Après un temps de recueillement, maîtrisant mal son émotion, Saïd répondit: « Dieu est avec nous, oui, c’est bien ici. Louanges à Dieu. Quant à mes alignements secondaires, eux aussi seront indestructibles tant que je serai vivant car ils sont dans ma tête et tu vas m’aider à les établir concrètement. Pars de la faille, fais cent pas dans l’alignement que tu as su découvrir, coupe cet alignement d’un trait à angle droit, prolonge dans la direction nord ce trait de cent pas, plante ton bâton en terre et attends-moi ». A son tour, partant de la faille à angle droit, se dirigeant vers le nord, il fit cent pas, s’arrêta, se tourna vers l’ouest et rejoignit le guide qui à la même hauteur l’attendait cent pas plus loin. Tous deux se trouvaient à l’angle d’un carré parfait qu’ils venaient de tracer. Sauf un écart probable de quelques mètres, le trésor, que nulle trace apparente ne permettait de déceler, gisait sous leurs pieds, dans l’uniformité d’un sol durci par le tassement des siècles. A l’aide de l’outil apporté par Gader, Saïd donnait des coups précis, espacés, en s’éloignant circulairement du bâton planté par El Tayeb. Chaque choc entraînait une résonance nette que Saïd écoutait avec attention. Enfin, une résonance mate indiqua un ramollissement du sol plus récemment remué. « C’est là ». La phrase de Saïd tomba comme une sentence solennelle. Laissant ses partenaires opérer, il se mit dédaigneusement à l’écart.
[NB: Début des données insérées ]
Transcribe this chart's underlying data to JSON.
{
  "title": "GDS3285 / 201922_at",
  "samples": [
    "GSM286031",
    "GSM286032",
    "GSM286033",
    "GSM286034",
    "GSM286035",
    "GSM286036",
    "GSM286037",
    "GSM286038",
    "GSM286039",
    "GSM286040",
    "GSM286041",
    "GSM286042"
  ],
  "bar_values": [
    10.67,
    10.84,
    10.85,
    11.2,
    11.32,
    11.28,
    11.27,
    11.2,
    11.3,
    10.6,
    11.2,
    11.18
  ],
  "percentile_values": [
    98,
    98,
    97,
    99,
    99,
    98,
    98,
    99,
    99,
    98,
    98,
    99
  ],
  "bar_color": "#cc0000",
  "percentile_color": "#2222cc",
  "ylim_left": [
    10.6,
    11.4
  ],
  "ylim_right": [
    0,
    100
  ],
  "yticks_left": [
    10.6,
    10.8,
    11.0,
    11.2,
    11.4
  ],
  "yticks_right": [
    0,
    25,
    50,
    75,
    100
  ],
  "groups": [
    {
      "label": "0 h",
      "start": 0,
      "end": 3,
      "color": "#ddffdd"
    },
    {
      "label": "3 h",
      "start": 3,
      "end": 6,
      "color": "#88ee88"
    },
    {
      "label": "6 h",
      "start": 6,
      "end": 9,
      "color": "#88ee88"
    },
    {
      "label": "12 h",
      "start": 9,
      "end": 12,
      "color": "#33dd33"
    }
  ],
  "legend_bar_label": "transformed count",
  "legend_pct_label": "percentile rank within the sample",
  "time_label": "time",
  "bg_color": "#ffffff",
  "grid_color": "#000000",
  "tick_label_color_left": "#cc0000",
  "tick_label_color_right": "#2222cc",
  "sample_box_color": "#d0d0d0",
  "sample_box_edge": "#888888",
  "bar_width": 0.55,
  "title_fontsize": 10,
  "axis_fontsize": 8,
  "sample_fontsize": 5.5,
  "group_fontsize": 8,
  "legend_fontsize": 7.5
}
Le trésor était vraiment là, dans la sacoche emportée jadis par Saïd, l’or et les pierres précieuses scintillaient au soleil devant les spectateurs médusés. Saïd demanda que, sur le trou soigneusement comblé, on disposât une brassée de végétaux desséchés sur lesquelles il posa la sacoche dont le précieux contenu, sous l’oeil attentif de Gader, avait été confié à Omrane. Il y mit le feu et les dernières volutes de fumée entraînèrent avec elles le passé de Saïd. Il se sentit hors de ce monde, déjà. Comme parvenu dans l’Autre.

Tandis qu’un vent léger dispersait les quelques cendres demeurées en surface, El Tayeb s’étant rapproché s’inclina devant Saïd et lui baisa l’épaule en lui disant: « Que Dieu m’accorde la sagesse qui est en toi car tu as compris que l’or et la fumée ont en commun d’être éphémères ».